第27話
今回のお見合い相手はアルスという名のAランク冒険者だ。
普段は迷宮都市で活動しておりSランクも夢ではないと言われるほどの逸材だ。
そんな彼がどうして今回のお見合いを受けたかというと多くの貴族から引き抜きの勧誘がやまないことから貴族の後ろ盾を得ようと思ったからだ。

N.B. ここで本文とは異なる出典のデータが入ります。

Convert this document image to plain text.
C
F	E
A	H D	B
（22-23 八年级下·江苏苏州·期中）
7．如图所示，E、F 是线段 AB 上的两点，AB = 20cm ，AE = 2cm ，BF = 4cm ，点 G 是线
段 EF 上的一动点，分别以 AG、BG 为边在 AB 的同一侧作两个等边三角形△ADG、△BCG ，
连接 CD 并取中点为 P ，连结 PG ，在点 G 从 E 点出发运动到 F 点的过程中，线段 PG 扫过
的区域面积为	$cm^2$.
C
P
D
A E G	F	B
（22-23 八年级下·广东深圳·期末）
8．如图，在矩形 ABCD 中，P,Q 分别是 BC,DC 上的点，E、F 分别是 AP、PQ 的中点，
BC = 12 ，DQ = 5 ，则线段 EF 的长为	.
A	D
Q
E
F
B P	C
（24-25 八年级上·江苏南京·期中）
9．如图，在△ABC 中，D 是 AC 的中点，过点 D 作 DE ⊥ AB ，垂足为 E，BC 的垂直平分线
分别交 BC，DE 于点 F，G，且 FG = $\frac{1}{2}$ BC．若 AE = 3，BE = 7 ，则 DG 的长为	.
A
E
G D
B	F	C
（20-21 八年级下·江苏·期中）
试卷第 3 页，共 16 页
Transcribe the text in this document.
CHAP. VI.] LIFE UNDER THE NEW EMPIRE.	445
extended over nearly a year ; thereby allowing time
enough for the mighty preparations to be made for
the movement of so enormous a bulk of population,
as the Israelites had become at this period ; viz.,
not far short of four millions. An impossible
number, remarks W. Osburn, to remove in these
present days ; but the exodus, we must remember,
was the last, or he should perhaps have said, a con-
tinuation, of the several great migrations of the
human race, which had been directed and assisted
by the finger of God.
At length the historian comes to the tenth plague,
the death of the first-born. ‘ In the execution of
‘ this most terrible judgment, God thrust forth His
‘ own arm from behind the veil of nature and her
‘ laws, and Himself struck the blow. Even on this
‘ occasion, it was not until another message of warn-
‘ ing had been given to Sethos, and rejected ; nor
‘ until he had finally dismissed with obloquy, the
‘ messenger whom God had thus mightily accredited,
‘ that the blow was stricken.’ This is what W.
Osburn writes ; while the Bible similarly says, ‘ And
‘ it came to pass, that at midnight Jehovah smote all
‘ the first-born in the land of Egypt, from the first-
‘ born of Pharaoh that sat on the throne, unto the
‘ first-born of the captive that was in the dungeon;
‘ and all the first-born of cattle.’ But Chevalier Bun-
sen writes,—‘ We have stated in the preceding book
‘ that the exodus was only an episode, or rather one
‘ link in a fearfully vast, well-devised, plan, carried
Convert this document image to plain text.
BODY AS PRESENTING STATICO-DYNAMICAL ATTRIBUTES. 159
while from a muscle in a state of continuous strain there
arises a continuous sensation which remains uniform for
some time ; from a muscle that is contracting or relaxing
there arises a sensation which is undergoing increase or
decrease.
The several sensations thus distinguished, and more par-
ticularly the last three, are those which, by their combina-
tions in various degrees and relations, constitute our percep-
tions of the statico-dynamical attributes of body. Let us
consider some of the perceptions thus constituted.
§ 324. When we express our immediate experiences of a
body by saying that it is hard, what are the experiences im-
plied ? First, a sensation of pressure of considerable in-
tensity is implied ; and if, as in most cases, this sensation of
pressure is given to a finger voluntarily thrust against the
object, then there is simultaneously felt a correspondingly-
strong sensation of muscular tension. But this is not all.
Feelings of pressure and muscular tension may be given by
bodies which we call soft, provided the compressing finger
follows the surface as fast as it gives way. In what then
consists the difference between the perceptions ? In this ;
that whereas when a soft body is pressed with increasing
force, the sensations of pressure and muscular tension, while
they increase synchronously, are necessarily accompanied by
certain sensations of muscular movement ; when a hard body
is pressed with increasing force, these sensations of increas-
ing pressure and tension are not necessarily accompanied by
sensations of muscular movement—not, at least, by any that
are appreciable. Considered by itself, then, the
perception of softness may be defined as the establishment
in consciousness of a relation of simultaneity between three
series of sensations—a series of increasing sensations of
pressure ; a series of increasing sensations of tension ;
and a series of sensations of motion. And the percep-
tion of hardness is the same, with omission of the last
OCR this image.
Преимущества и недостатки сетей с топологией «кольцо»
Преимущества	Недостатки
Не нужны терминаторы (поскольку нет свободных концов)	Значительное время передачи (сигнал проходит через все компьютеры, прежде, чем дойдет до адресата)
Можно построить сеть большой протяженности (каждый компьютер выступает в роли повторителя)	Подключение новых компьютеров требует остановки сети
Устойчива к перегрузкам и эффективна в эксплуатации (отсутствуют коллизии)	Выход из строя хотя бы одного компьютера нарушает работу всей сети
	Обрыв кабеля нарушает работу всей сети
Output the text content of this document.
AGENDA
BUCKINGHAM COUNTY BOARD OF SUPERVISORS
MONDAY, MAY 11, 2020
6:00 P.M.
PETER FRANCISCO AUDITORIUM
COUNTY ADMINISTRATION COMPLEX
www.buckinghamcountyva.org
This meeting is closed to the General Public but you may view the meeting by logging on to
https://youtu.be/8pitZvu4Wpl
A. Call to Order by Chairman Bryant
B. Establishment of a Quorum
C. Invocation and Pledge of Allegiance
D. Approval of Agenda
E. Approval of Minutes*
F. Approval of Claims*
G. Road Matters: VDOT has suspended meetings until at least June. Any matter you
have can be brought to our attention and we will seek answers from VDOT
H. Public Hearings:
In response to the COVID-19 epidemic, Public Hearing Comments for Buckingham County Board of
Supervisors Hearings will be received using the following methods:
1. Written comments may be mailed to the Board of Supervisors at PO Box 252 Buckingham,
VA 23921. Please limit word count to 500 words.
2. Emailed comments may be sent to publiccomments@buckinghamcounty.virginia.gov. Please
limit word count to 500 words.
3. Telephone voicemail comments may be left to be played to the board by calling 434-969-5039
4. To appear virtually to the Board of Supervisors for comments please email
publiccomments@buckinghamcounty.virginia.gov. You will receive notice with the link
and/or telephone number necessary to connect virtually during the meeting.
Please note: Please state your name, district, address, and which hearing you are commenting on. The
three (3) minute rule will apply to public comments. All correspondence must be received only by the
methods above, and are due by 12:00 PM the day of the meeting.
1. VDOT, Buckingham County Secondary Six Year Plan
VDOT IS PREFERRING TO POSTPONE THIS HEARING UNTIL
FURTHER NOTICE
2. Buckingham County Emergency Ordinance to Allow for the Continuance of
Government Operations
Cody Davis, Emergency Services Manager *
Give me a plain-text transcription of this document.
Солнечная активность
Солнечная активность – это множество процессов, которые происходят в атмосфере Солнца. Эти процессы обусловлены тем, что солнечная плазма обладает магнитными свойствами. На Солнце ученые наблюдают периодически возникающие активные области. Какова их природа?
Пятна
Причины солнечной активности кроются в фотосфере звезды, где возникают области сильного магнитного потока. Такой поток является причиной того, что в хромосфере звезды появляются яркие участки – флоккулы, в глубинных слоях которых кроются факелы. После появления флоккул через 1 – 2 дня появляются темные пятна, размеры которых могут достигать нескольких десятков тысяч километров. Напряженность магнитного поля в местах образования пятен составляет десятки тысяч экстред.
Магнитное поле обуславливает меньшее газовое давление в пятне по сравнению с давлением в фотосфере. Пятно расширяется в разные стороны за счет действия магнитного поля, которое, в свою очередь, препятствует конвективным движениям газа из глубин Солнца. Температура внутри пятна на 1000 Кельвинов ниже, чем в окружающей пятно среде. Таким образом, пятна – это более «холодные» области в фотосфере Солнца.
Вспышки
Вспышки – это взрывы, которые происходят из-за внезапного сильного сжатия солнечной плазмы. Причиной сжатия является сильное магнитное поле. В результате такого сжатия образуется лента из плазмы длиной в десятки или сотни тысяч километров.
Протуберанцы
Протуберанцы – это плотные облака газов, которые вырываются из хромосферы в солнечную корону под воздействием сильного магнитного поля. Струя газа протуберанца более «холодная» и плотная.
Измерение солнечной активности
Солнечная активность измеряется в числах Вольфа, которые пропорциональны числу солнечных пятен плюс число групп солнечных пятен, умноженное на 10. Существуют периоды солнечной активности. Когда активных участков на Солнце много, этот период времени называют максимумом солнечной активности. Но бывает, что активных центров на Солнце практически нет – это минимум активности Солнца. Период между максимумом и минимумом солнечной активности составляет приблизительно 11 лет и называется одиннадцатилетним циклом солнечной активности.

エルシュタイン公爵家としても有能な人材と繋ぎを持っておきたい。
今すぐは無理でも将来的に要職に就いてもらいたいと考えている。
冒険者に興味のあるリーシアは積極的にアルスに話しかけていた。
「アルス様。迷宮都市とはどういったところなのですか?」
「エルシュタイン領にある迷宮都市はいくつもの迷宮があって迷宮ごとに難易度が違うんだ。一攫千金を狙う冒険者が多く集まっているね。迷宮都市の役割としては潜る冒険者の支援。そして、氾濫を起こした場合防波堤としての役割があるんだ」
「氾濫することもあるんですね」
「冒険者が常に潜ることで間引いているからここ最近ではないことだけどね。氾濫が起きた際は常駐する兵士と冒険者が共同で事態に当たることになっているよ」
「迷宮都市では公爵家の力より冒険者組合の力の方が強いんですよね」
「そうだね。兵士達は犯罪者の取り締まりとかが主な仕事で魔物のエキスパートとは言えないからどうしても冒険者組合の力のほうが強くなってしまうんだ」
迷宮都市での公爵家の仕事は街の治安を守ること。
しかし、多くの冒険者が集まっていることで治安を守る兵士達より冒険者の数のほうが多くなってしまう。
徒党を組まれてしまえば抑えきれないということだ。
しかし、冒険者組合も公爵家と争いをしたいわけではない。
悪事を働けば罰則がありあまりにも酷い場合は冒険者資格を失うし組合から討伐依頼が出されることもある。
そういった事情から迷宮都市の治安は悪くないのだ。
「そうなのですね。迷宮の中はどうなっているのでしょうか」
「それこそ様々だね。中は、洞窟だったり整備された通路だったり、森や草原が広がっていたりだね。原理は解明されていないけど大掛かりな空間魔法なんじゃないかって言うのが有力な説かな」
「それは一度見てみたいですね」
「リーシアさんは冒険者に興味があるのかな?」
「立場が立場ですから自由な冒険者には憧れてしまいます」
公爵令嬢という立場は多くの人からしたら羨ましがられる存在だ。
物はなんでも手に入るしやりたいこともやらせてもらっている。
しかし、どうしても籠の鳥のような気がしてしまうのだ。